A problemátiva da séria probabilidade da existência do direito não é, por isso, em rigor, uma questão prejudicial que implique uma situação de incompetência em razão da nacionalidade para o conhecimento do objecto do litígio cautelar.

O que realmente pode acontecer por virtude das normas de conflito vigentes no nosso ordenamento jurídico, é que o tribunal português tenha que aplicar, no quadro da apreciação da probabilidade séria da existência do direito na titularidade dos agravados, o direito substantivo brasileiro.

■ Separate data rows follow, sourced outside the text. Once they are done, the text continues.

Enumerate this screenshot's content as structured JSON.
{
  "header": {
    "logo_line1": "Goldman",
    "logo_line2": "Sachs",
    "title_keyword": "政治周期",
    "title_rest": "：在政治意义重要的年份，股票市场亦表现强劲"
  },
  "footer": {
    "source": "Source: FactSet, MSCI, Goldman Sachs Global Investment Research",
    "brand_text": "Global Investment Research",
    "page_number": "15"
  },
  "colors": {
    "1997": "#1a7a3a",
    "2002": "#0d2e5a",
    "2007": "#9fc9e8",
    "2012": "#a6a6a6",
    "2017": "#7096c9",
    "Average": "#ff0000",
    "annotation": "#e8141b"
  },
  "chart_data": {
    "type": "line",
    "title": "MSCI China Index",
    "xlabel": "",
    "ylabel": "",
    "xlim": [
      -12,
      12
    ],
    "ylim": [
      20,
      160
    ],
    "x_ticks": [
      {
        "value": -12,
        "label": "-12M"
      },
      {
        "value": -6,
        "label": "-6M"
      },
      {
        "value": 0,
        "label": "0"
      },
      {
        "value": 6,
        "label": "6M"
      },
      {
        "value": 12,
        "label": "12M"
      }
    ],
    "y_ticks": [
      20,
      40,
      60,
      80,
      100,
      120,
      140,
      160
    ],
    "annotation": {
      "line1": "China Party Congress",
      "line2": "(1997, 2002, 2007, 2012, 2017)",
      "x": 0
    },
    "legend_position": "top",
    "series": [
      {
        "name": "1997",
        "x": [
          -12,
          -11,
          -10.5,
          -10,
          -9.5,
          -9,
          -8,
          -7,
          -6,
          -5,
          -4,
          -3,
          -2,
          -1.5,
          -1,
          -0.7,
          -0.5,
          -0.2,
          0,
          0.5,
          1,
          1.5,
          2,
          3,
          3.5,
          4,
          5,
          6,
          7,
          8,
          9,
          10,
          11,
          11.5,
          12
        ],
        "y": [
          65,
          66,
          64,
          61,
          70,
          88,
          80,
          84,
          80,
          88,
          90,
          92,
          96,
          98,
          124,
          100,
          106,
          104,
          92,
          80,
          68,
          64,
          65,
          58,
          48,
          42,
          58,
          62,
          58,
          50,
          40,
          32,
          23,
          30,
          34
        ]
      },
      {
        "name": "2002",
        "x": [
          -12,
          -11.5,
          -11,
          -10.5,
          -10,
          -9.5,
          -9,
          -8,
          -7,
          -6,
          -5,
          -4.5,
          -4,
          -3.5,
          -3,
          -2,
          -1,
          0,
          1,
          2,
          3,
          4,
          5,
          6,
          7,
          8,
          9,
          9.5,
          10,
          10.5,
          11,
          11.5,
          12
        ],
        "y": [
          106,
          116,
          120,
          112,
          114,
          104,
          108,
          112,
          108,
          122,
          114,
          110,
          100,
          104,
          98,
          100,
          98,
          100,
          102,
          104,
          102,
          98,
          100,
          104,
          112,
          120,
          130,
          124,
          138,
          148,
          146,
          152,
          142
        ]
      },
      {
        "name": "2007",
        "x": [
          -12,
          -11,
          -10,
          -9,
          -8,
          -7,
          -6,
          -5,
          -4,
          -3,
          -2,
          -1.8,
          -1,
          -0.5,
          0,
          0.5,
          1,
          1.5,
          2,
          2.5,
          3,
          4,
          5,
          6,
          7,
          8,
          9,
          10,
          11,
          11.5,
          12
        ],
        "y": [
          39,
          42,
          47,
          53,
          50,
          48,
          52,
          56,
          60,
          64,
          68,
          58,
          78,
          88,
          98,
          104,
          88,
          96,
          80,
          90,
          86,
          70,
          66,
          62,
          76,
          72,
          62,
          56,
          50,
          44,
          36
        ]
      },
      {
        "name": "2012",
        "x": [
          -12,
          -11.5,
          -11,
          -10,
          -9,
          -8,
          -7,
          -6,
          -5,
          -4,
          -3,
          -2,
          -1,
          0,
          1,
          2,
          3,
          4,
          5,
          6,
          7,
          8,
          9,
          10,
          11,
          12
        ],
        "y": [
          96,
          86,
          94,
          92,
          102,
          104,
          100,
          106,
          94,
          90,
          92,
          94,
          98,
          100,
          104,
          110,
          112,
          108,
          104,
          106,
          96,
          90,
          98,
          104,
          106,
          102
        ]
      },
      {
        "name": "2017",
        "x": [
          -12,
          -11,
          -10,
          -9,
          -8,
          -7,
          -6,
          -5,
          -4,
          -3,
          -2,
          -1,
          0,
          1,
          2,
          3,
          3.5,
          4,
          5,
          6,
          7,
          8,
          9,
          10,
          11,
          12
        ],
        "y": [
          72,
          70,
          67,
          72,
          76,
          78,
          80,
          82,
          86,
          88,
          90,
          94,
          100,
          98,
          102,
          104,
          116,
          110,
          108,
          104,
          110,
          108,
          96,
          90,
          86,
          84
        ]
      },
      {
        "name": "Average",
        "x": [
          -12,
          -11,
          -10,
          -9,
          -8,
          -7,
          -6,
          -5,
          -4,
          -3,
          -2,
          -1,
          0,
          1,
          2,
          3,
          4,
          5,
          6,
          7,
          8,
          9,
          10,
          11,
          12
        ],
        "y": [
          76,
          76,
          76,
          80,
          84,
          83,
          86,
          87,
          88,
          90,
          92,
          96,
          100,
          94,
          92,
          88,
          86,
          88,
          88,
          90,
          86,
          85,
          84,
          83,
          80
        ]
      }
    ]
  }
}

Em consequência, a conclusão não pode deixar de ser no sentido de que os tribunais portugueses são internacionalmente competentes para conhecer em toda a sua amplitude, do mérito do procedimento cautelar em causa.

5.

Estamos, na espécie, perante uma providência cautelar antecipatória dos efeitos da decisão de mérito, a fim de evitar o prejuízo decorrente do retardamento na satisfação do direito ameaçado, no âmbito de acção a intentar, ou seja, a obstar ao periculum in mora.

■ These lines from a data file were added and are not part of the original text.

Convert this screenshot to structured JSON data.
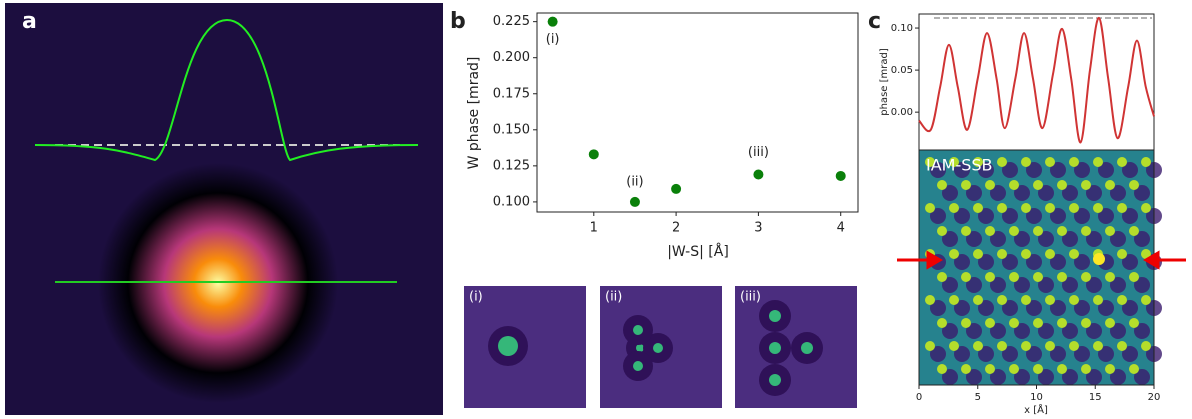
{
  "chart_data": [
    {
      "type": "image",
      "panel_label": "a"
    },
    {
      "type": "scatter",
      "panel_label": "b",
      "xlabel": "|W-S| [Å]",
      "ylabel": "W phase [mrad]",
      "x": [
        0.5,
        1,
        1.5,
        2,
        3,
        4
      ],
      "values": [
        0.225,
        0.133,
        0.1,
        0.109,
        0.119,
        0.118
      ],
      "color": "#0a800a",
      "xlim": [
        0.31,
        4.21
      ],
      "xticks": [
        1,
        2,
        3,
        4
      ],
      "ylim": [
        0.093,
        0.231
      ],
      "yticks": [
        {
          "value": 0.1,
          "label": "0.100"
        },
        {
          "value": 0.125,
          "label": "0.125"
        },
        {
          "value": 0.15,
          "label": "0.150"
        },
        {
          "value": 0.175,
          "label": "0.175"
        },
        {
          "value": 0.2,
          "label": "0.200"
        },
        {
          "value": 0.225,
          "label": "0.225"
        }
      ],
      "annotations": [
        "(i)",
        "(ii)",
        "(iii)"
      ],
      "insets": [
        "(i)",
        "(ii)",
        "(iii)"
      ]
    },
    {
      "type": "line",
      "panel_label": "c",
      "xlabel": "x [Å]",
      "ylabel": "phase [mrad]",
      "image_label": "IAM-SSB",
      "x": [
        0,
        1.0,
        1.8,
        2.55,
        3.3,
        4.1,
        5.0,
        5.79,
        6.6,
        7.3,
        8.2,
        8.94,
        9.7,
        10.5,
        11.4,
        12.17,
        12.95,
        13.75,
        14.55,
        15.32,
        16.1,
        16.9,
        17.8,
        18.55,
        19.3,
        20
      ],
      "values": [
        -0.01,
        -0.021,
        0.03,
        0.08,
        0.03,
        -0.021,
        0.04,
        0.094,
        0.04,
        -0.019,
        0.04,
        0.094,
        0.04,
        -0.019,
        0.045,
        0.099,
        0.04,
        -0.036,
        0.05,
        0.112,
        0.04,
        -0.031,
        0.03,
        0.085,
        0.03,
        -0.005
      ],
      "color": "#d03434",
      "reference_line": 0.112,
      "xlim": [
        0,
        20
      ],
      "xticks": [
        0,
        5,
        10,
        15,
        20
      ],
      "ylim": [
        -0.045,
        0.1167
      ],
      "yticks": [
        {
          "value": 0,
          "label": "0.00"
        },
        {
          "value": 0.05,
          "label": "0.05"
        },
        {
          "value": 0.1,
          "label": "0.10"
        }
      ]
    }
  ]
}
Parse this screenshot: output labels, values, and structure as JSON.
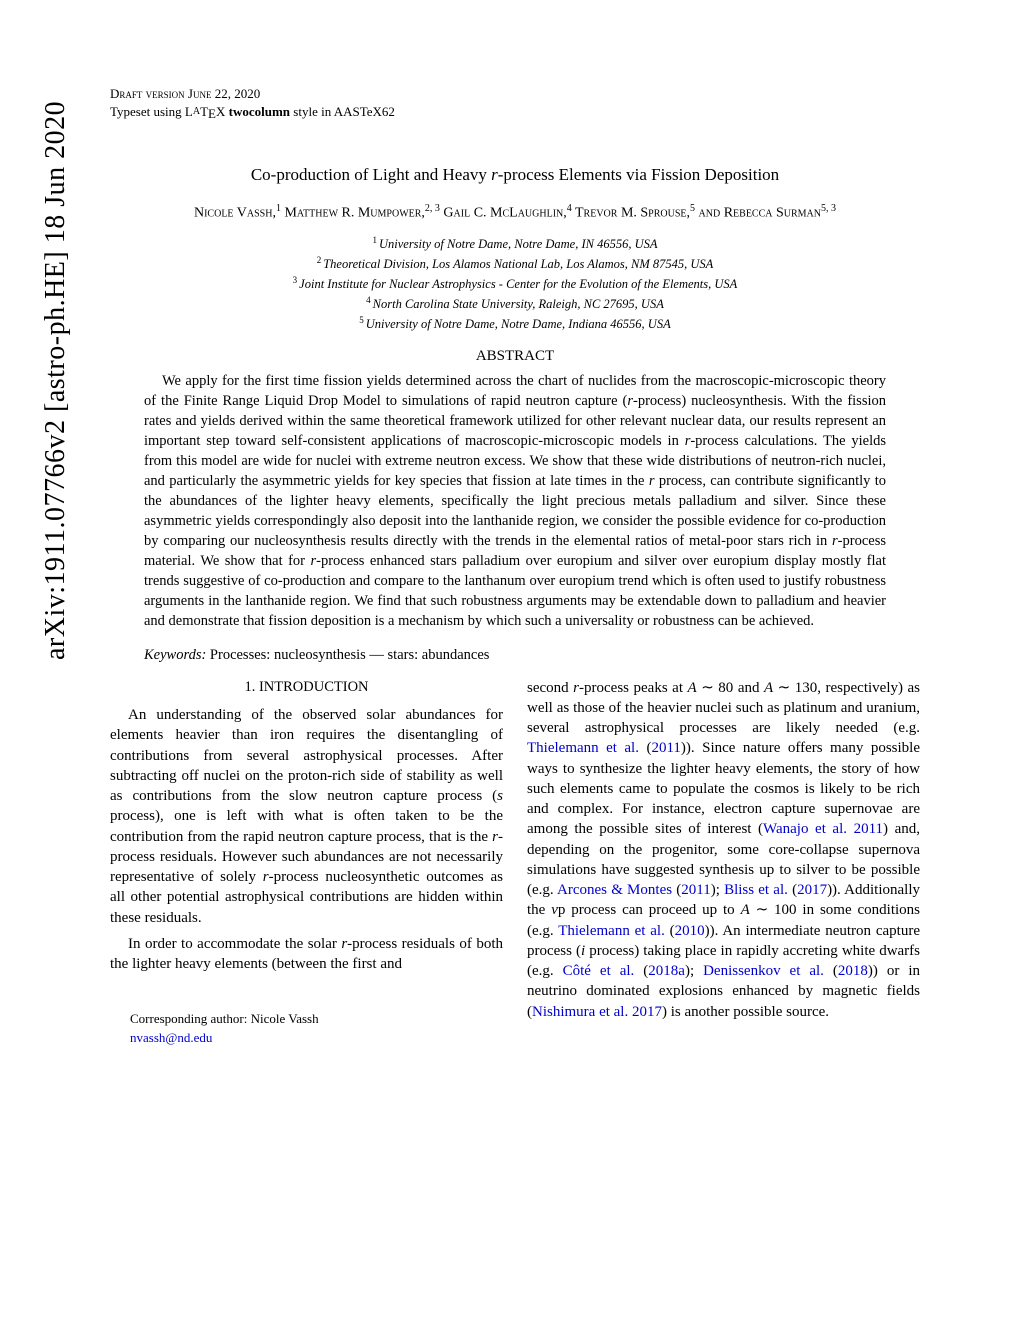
{
  "arxiv": {
    "id": "arXiv:1911.07766v2  [astro-ph.HE]  18 Jun 2020"
  },
  "header": {
    "draft_line": "Draft version June 22, 2020",
    "typeset_prefix": "Typeset using L",
    "typeset_a": "A",
    "typeset_tex": "T",
    "typeset_e": "E",
    "typeset_x": "X ",
    "typeset_style": "twocolumn",
    "typeset_suffix": " style in AASTeX62"
  },
  "title": {
    "prefix": "Co-production of Light and Heavy ",
    "italic": "r",
    "suffix": "-process Elements via Fission Deposition"
  },
  "authors": {
    "a1": "Nicole Vassh,",
    "s1": "1",
    "a2": " Matthew R. Mumpower,",
    "s2": "2, 3",
    "a3": " Gail C. McLaughlin,",
    "s3": "4",
    "a4": " Trevor M. Sprouse,",
    "s4": "5",
    "a5": " and Rebecca Surman",
    "s5": "5, 3"
  },
  "affiliations": [
    {
      "num": "1",
      "text": "University of Notre Dame, Notre Dame, IN 46556, USA"
    },
    {
      "num": "2",
      "text": "Theoretical Division, Los Alamos National Lab, Los Alamos, NM 87545, USA"
    },
    {
      "num": "3",
      "text": "Joint Institute for Nuclear Astrophysics - Center for the Evolution of the Elements, USA"
    },
    {
      "num": "4",
      "text": "North Carolina State University, Raleigh, NC 27695, USA"
    },
    {
      "num": "5",
      "text": "University of Notre Dame, Notre Dame, Indiana 46556, USA"
    }
  ],
  "abstract": {
    "heading": "ABSTRACT",
    "body_parts": [
      "We apply for the first time fission yields determined across the chart of nuclides from the macroscopic-microscopic theory of the Finite Range Liquid Drop Model to simulations of rapid neutron capture (",
      "r",
      "-process) nucleosynthesis. With the fission rates and yields derived within the same theoretical framework utilized for other relevant nuclear data, our results represent an important step toward self-consistent applications of macroscopic-microscopic models in ",
      "r",
      "-process calculations. The yields from this model are wide for nuclei with extreme neutron excess. We show that these wide distributions of neutron-rich nuclei, and particularly the asymmetric yields for key species that fission at late times in the ",
      "r",
      " process, can contribute significantly to the abundances of the lighter heavy elements, specifically the light precious metals palladium and silver. Since these asymmetric yields correspondingly also deposit into the lanthanide region, we consider the possible evidence for co-production by comparing our nucleosynthesis results directly with the trends in the elemental ratios of metal-poor stars rich in ",
      "r",
      "-process material. We show that for ",
      "r",
      "-process enhanced stars palladium over europium and silver over europium display mostly flat trends suggestive of co-production and compare to the lanthanum over europium trend which is often used to justify robustness arguments in the lanthanide region. We find that such robustness arguments may be extendable down to palladium and heavier and demonstrate that fission deposition is a mechanism by which such a universality or robustness can be achieved."
    ]
  },
  "keywords": {
    "label": "Keywords:",
    "text": " Processes: nucleosynthesis — stars: abundances"
  },
  "section1": {
    "number": "1.",
    "title": " INTRODUCTION"
  },
  "col_left": {
    "p1": "An understanding of the observed solar abundances for elements heavier than iron requires the disentangling of contributions from several astrophysical processes. After subtracting off nuclei on the proton-rich side of stability as well as contributions from the slow neutron capture process (",
    "p1_s": "s",
    "p1_mid": " process), one is left with what is often taken to be the contribution from the rapid neutron capture process, that is the ",
    "p1_r": "r",
    "p1_end": "-process residuals. However such abundances are not necessarily representative of solely ",
    "p1_r2": "r",
    "p1_end2": "-process nucleosynthetic outcomes as all other potential astrophysical contributions are hidden within these residuals.",
    "p2_start": "In order to accommodate the solar ",
    "p2_r": "r",
    "p2_end": "-process residuals of both the lighter heavy elements (between the first and"
  },
  "col_right": {
    "part1": "second ",
    "r1": "r",
    "part2": "-process peaks at ",
    "A1": "A",
    "sim1": " ∼ 80 and ",
    "A2": "A",
    "sim2": " ∼ 130, respectively) as well as those of the heavier nuclei such as platinum and uranium, several astrophysical processes are likely needed (e.g. ",
    "c1": "Thielemann et al.",
    "c1p": " (",
    "c1y": "2011",
    "c1e": ")). Since nature offers many possible ways to synthesize the lighter heavy elements, the story of how such elements came to populate the cosmos is likely to be rich and complex. For instance, electron capture supernovae are among the possible sites of interest (",
    "c2": "Wanajo et al. 2011",
    "part3": ") and, depending on the progenitor, some core-collapse supernova simulations have suggested synthesis up to silver to be possible (e.g. ",
    "c3": "Arcones & Montes",
    "c3p": " (",
    "c3y": "2011",
    "c3e": "); ",
    "c4": "Bliss et al.",
    "c4p": " (",
    "c4y": "2017",
    "c4e": ")). Additionally the ",
    "nu": "ν",
    "part4": "p process can proceed up to ",
    "A3": "A",
    "sim3": " ∼ 100 in some conditions (e.g. ",
    "c5": "Thielemann et al.",
    "c5p": " (",
    "c5y": "2010",
    "c5e": ")). An intermediate neutron capture process (",
    "i1": "i",
    "part5": " process) taking place in rapidly accreting white dwarfs (e.g. ",
    "c6": "Côté et al.",
    "c6p": " (",
    "c6y": "2018a",
    "c6e": "); ",
    "c7": "Denissenkov et al.",
    "c7p": " (",
    "c7y": "2018",
    "c7e": ")) or in neutrino dominated explosions enhanced by magnetic fields (",
    "c8": "Nishimura et al. 2017",
    "part6": ") is another possible source."
  },
  "corresponding": {
    "line1": "Corresponding author: Nicole Vassh",
    "email": "nvassh@nd.edu"
  }
}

Sempre que alguém mostre fundado receio de que outrem lhe cause, ao seu direito, lesão grave ou dificilmente reparável, pode requerer a providência, conservatória ou antecipatória, que seja concretamente adequada a assegurar a sua efectividade (artigo 381º, nº 1, do Código Ciivl).

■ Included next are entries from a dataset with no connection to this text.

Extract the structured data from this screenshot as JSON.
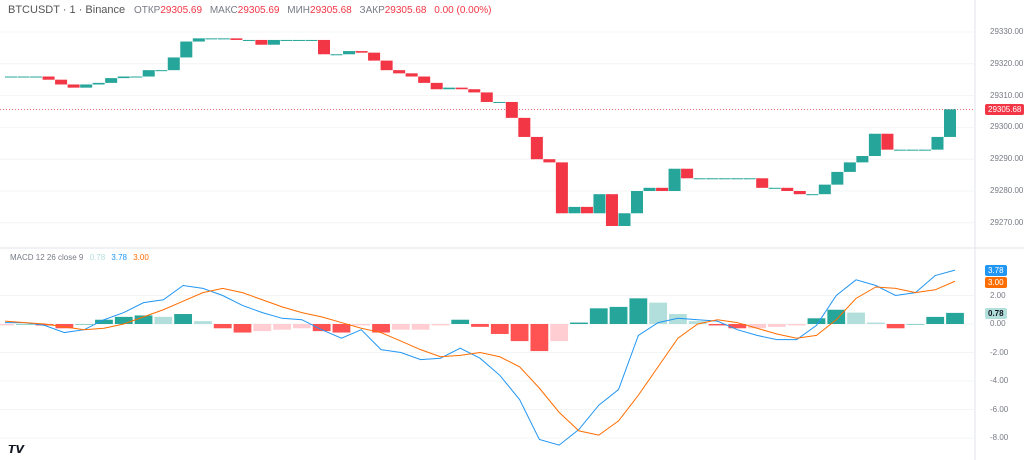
{
  "header": {
    "symbol": "BTCUSDT · 1 · Binance",
    "open_label": "ОТКР",
    "open": "29305.69",
    "high_label": "МАКС",
    "high": "29305.69",
    "low_label": "МИН",
    "low": "29305.68",
    "close_label": "ЗАКР",
    "close": "29305.68",
    "change": "0.00 (0.00%)"
  },
  "macd_legend": {
    "title": "MACD 12 26 close 9",
    "hist": "0.78",
    "macd": "3.78",
    "signal": "3.00"
  },
  "colors": {
    "up": "#26a69a",
    "down": "#f23645",
    "macd": "#2196f3",
    "signal": "#ff6d00",
    "hist_up_strong": "#26a69a",
    "hist_up_weak": "#b2dfdb",
    "hist_down_strong": "#ff5252",
    "hist_down_weak": "#ffcdd2"
  },
  "logo": "TV",
  "chart_data": [
    {
      "type": "candlestick",
      "ylim": [
        29265,
        29335
      ],
      "yticks": [
        "29330.00",
        "29320.00",
        "29310.00",
        "29300.00",
        "29290.00",
        "29280.00",
        "29270.00"
      ],
      "last_price": "29305.68",
      "closes": [
        29316,
        29316,
        29316,
        29315,
        29313.5,
        29312.5,
        29313.5,
        29314,
        29315.5,
        29316,
        29316,
        29318,
        29318,
        29322,
        29327,
        29328,
        29328,
        29328,
        29327.5,
        29327.5,
        29326,
        29327.5,
        29327.5,
        29327.5,
        29327.5,
        29323,
        29323,
        29324,
        29323.5,
        29321,
        29318,
        29317,
        29316,
        29314,
        29312,
        29312.5,
        29312,
        29311,
        29308,
        29308,
        29303,
        29297,
        29290,
        29289,
        29273,
        29275,
        29273,
        29279,
        29269,
        29273,
        29280,
        29281,
        29280,
        29287,
        29284,
        29284,
        29284,
        29284,
        29284,
        29284,
        29281,
        29281,
        29280,
        29279,
        29279,
        29282,
        29286,
        29289,
        29291,
        29298,
        29293,
        29293,
        29293,
        29293,
        29297,
        29305.68
      ]
    },
    {
      "type": "line+bar",
      "name": "MACD 12 26 close 9",
      "ylim": [
        -9,
        4
      ],
      "yticks": [
        "2.00",
        "0.00",
        "-2.00",
        "-4.00",
        "-6.00",
        "-8.00"
      ],
      "macd": [
        0.1,
        0.1,
        -0.1,
        -0.6,
        -0.4,
        0.3,
        0.8,
        1.5,
        1.7,
        2.7,
        2.5,
        2.0,
        1.3,
        0.8,
        0.4,
        0.3,
        -0.4,
        -1.0,
        -0.4,
        -1.8,
        -2.0,
        -2.5,
        -2.4,
        -1.7,
        -2.4,
        -3.6,
        -5.3,
        -8.1,
        -8.5,
        -7.4,
        -5.7,
        -4.6,
        -0.8,
        0.1,
        0.4,
        0.3,
        0.2,
        -0.4,
        -0.8,
        -1.1,
        -1.1,
        -0.1,
        2.0,
        3.1,
        2.7,
        2.0,
        2.2,
        3.4,
        3.78
      ],
      "signal": [
        0.2,
        0.1,
        0.0,
        -0.2,
        -0.4,
        -0.3,
        0.0,
        0.5,
        1.0,
        1.6,
        2.2,
        2.5,
        2.2,
        1.7,
        1.2,
        0.8,
        0.5,
        0.1,
        -0.3,
        -0.6,
        -1.2,
        -1.8,
        -2.3,
        -2.2,
        -2.0,
        -2.3,
        -3.0,
        -4.5,
        -6.2,
        -7.5,
        -7.8,
        -6.8,
        -5.0,
        -3.0,
        -1.0,
        0.0,
        0.3,
        0.1,
        -0.3,
        -0.7,
        -1.0,
        -0.8,
        0.3,
        1.8,
        2.6,
        2.5,
        2.2,
        2.4,
        3.0
      ],
      "histogram": [
        -0.1,
        0,
        -0.1,
        -0.3,
        0,
        0.3,
        0.5,
        0.6,
        0.5,
        0.7,
        0.2,
        -0.3,
        -0.6,
        -0.5,
        -0.4,
        -0.3,
        -0.5,
        -0.6,
        -0.1,
        -0.6,
        -0.4,
        -0.4,
        -0.1,
        0.3,
        -0.2,
        -0.7,
        -1.2,
        -1.9,
        -1.2,
        0.1,
        1.1,
        1.2,
        1.8,
        1.5,
        0.7,
        0.2,
        -0.1,
        -0.3,
        -0.3,
        -0.2,
        -0.1,
        0.4,
        1.0,
        0.8,
        0.1,
        -0.3,
        0.0,
        0.5,
        0.78
      ]
    }
  ]
}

A providência é decretada desde que se verifique ocorrer séria probabilidade da existência do direito e se mostre suficientemente fundado o receio da sua lesão (artigo 387º, nº 1, do Código de Processo Civil).

Pode, porém, o tribunal recusá-la quando o prejuízo dela resultante para o requerido exceda consideravelmente o dano que com ela se pretende evitar (artigo 387º, nº 2, do Código de Processo Civil).

Face aos referidos normativos, os pressupostos legais da providências cautelares comuns, como é o caso vertente, são os seguintes:

- probabilidade séria da existência do direito exercido na acção porposta ou a exercer na acção a propor;

- fundado receio de que outrem cause lesão grave e de difícil reparação a esse direito;

- dano a evitar consideravelmente excedente ao resultado da providência;

- inexistência de providência específica acauteladora do direito (Ac. do STJ, de 15.1.80, BMJ, nº 293, pág. 230).

A verificação da probabilidade séria da existência do direito invocado pelos agravados não depende de prova aprofundada dos seus elementos materiais, bastando que, em summaria cognitio, se conclua pela sua verificação – aparência do direito – isto é, segundo juízos de probabilidade ou verosimilhança (Ac. do STJ, de 23.1.86, BMJ, nº 353, pág. 376).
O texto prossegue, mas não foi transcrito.